Business Associations, Pages 97–103

Grease Monkey International, Inc. v. Montoya

Supreme Court of Colorado, 1995


Sensenig, Grease Monkey's president, CEO, and board chairman, had broad authority to act as Grease Monkey's agent, including authority to raise capital from lenders for less than $500,000. For four years, he secured payments by telling people that they were investments in the company and that he used his personal account as the corporate account since it was a new company. However, none of these funds were invested in Grease Monkey. Instead, Sensenig used them for his own personal benefit. Sensenig continued to give investors promissory notes, interest payments, information on on the growth of their "investments," and Grease Monkey promotional items.

The "investors" then filed a complaint against Grease Monkey for breach of contract, fraud, misrepresentation, breach of duty of good faith and fair dealing, promissory estoppel, extreme and outrageous conduct, and negligent hiring and supervision.

Procedural History:

  • Trial court found for respondents on their fraud and misrepresentation claims and dismissed their others. It entered judgment against Grease Monkey for the outstanding balance due on the promissory notes, and made the following findings:

    1. Respondentss reasonably believed they were investing in Grease Monkey.
    2. Sensenig's representations were material, false representations, upon which respondentss relied to their detriment.
    3. Sensenig was acting within his apparent authority when making the representations.
    4. Grease Monkey was liable with regard to the investments.
  • Court of appeals affirmed.


Is Grease Monkey liable for Sensenig's fraud and misrepresentations?

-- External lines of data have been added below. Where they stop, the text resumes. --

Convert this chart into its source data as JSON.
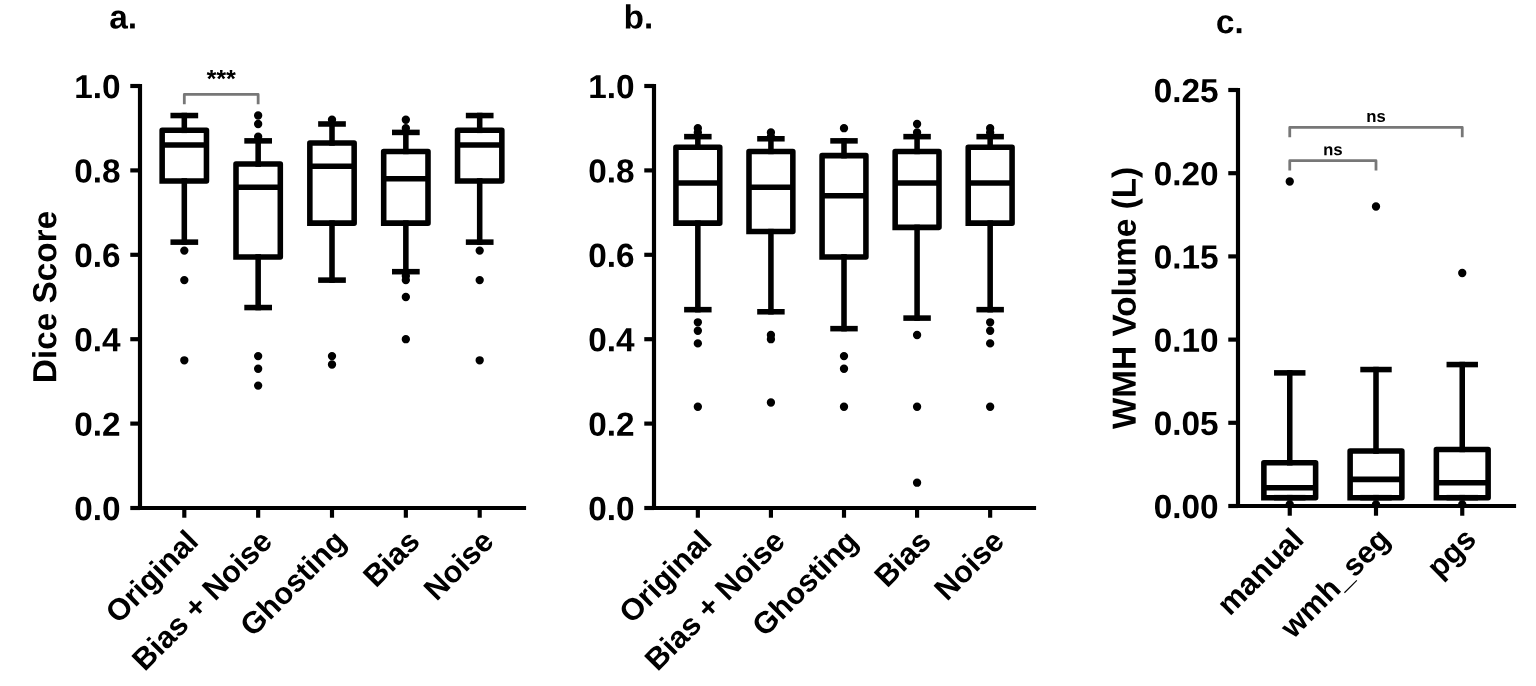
{
  "chart_data": [
    {
      "type": "box",
      "title": "a.",
      "ylabel": "Dice Score",
      "categories": [
        "Original",
        "Bias + Noise",
        "Ghosting",
        "Bias",
        "Noise"
      ],
      "ylim": [
        0,
        1.0
      ],
      "yticks": [
        {
          "value": 0,
          "label": "0.0"
        },
        0.2,
        0.4,
        0.6,
        0.8,
        {
          "value": 1,
          "label": "1.0"
        }
      ],
      "grid": false,
      "annotations": [
        "***"
      ],
      "boxes": [
        {
          "low": 0.63,
          "q1": 0.775,
          "median": 0.86,
          "q3": 0.895,
          "high": 0.93,
          "outliers": [
            0.61,
            0.54,
            0.35
          ]
        },
        {
          "low": 0.475,
          "q1": 0.595,
          "median": 0.76,
          "q3": 0.815,
          "high": 0.87,
          "outliers": [
            0.93,
            0.91,
            0.88,
            0.36,
            0.33,
            0.29
          ]
        },
        {
          "low": 0.54,
          "q1": 0.675,
          "median": 0.81,
          "q3": 0.865,
          "high": 0.91,
          "outliers": [
            0.92,
            0.36,
            0.34
          ]
        },
        {
          "low": 0.56,
          "q1": 0.675,
          "median": 0.78,
          "q3": 0.845,
          "high": 0.89,
          "outliers": [
            0.92,
            0.9,
            0.55,
            0.54,
            0.5,
            0.4
          ]
        },
        {
          "low": 0.63,
          "q1": 0.775,
          "median": 0.86,
          "q3": 0.895,
          "high": 0.93,
          "outliers": [
            0.61,
            0.54,
            0.35
          ]
        }
      ]
    },
    {
      "type": "box",
      "title": "b.",
      "categories": [
        "Original",
        "Bias + Noise",
        "Ghosting",
        "Bias",
        "Noise"
      ],
      "ylim": [
        0,
        1.0
      ],
      "yticks": [
        {
          "value": 0,
          "label": "0.0"
        },
        0.2,
        0.4,
        0.6,
        0.8,
        {
          "value": 1,
          "label": "1.0"
        }
      ],
      "grid": false,
      "boxes": [
        {
          "low": 0.47,
          "q1": 0.675,
          "median": 0.77,
          "q3": 0.855,
          "high": 0.88,
          "outliers": [
            0.9,
            0.89,
            0.44,
            0.42,
            0.39,
            0.24
          ]
        },
        {
          "low": 0.465,
          "q1": 0.655,
          "median": 0.76,
          "q3": 0.845,
          "high": 0.875,
          "outliers": [
            0.89,
            0.88,
            0.41,
            0.4,
            0.25
          ]
        },
        {
          "low": 0.425,
          "q1": 0.595,
          "median": 0.74,
          "q3": 0.835,
          "high": 0.87,
          "outliers": [
            0.9,
            0.36,
            0.33,
            0.24
          ]
        },
        {
          "low": 0.45,
          "q1": 0.665,
          "median": 0.77,
          "q3": 0.845,
          "high": 0.88,
          "outliers": [
            0.91,
            0.89,
            0.41,
            0.24,
            0.06
          ]
        },
        {
          "low": 0.47,
          "q1": 0.675,
          "median": 0.77,
          "q3": 0.855,
          "high": 0.88,
          "outliers": [
            0.9,
            0.89,
            0.44,
            0.42,
            0.39,
            0.24
          ]
        }
      ]
    },
    {
      "type": "box",
      "title": "c.",
      "ylabel": "WMH Volume (L)",
      "categories": [
        "manual",
        "wmh_seg",
        "pgs"
      ],
      "ylim": [
        0,
        0.25
      ],
      "yticks": [
        {
          "value": 0,
          "label": "0.00"
        },
        0.05,
        {
          "value": 0.1,
          "label": "0.10"
        },
        0.15,
        {
          "value": 0.2,
          "label": "0.20"
        },
        0.25
      ],
      "grid": false,
      "annotations": [
        "ns",
        "ns"
      ],
      "boxes": [
        {
          "low": 0.005,
          "q1": 0.005,
          "median": 0.011,
          "q3": 0.026,
          "high": 0.08,
          "outliers": [
            0.195,
            0.001
          ]
        },
        {
          "low": 0.005,
          "q1": 0.005,
          "median": 0.016,
          "q3": 0.033,
          "high": 0.082,
          "outliers": [
            0.18,
            0.001
          ]
        },
        {
          "low": 0.005,
          "q1": 0.005,
          "median": 0.014,
          "q3": 0.034,
          "high": 0.085,
          "outliers": [
            0.14,
            0.001
          ]
        }
      ]
    }
  ]
}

LexisNexis IconWestLaw LogoGoogle Scholar LogoPage 96
Restatement (Second) of Agency § 261

"A principal who puts a servant or other agent in a position which enables the agent, while apparently acting within his authority, to commit a fraud upon third persons is subject to liability to such third persons for the fraud."


Since Grease Monkey did not monitor Sensenig's activities, only his results, he acted as a non-servant agent. Thus, this case must be tested under the Restatement (Second) of Agency § 261.

A person acting under apparent authority may be liable even though he is acting purely in his self-interests. It is common to impose liability based on "apparent authority," particularly when the person making the misrepresentation is an important corporate official.

Sensenig's position allowed him to commit fraud if he had a mind to. He acted within his apparent authority. He knowingly made false representations to respondentss with the intent to induce them to rely on them. The representations were material, and respondentss did rely on them. These acts constituted fraud and misrepresentation. If someone innocent must suffer for Sensenig's acts, it should be Grease Monkey for putting him in the position to commit these acts.


Grease Monkey is liable for Sensenig's fraud and misrepresentation. Affirmed.

Concurring Opinion:

Mullarkey: While the conclusion is right, the test applied should not depend on whether or not the agent is a servant, but instead on whether the act is physical or a representation. A servant must act with some intent to act for his master's purposes in order to impose liability in circumstances involving negligent physical acts, but an agent does not require such intent if he used his apparent authority to commit a tort. Thus, here, the majority still applied the right test because respondentss were injured by relying on Sensenig's apparent authority, and the right result has been reached.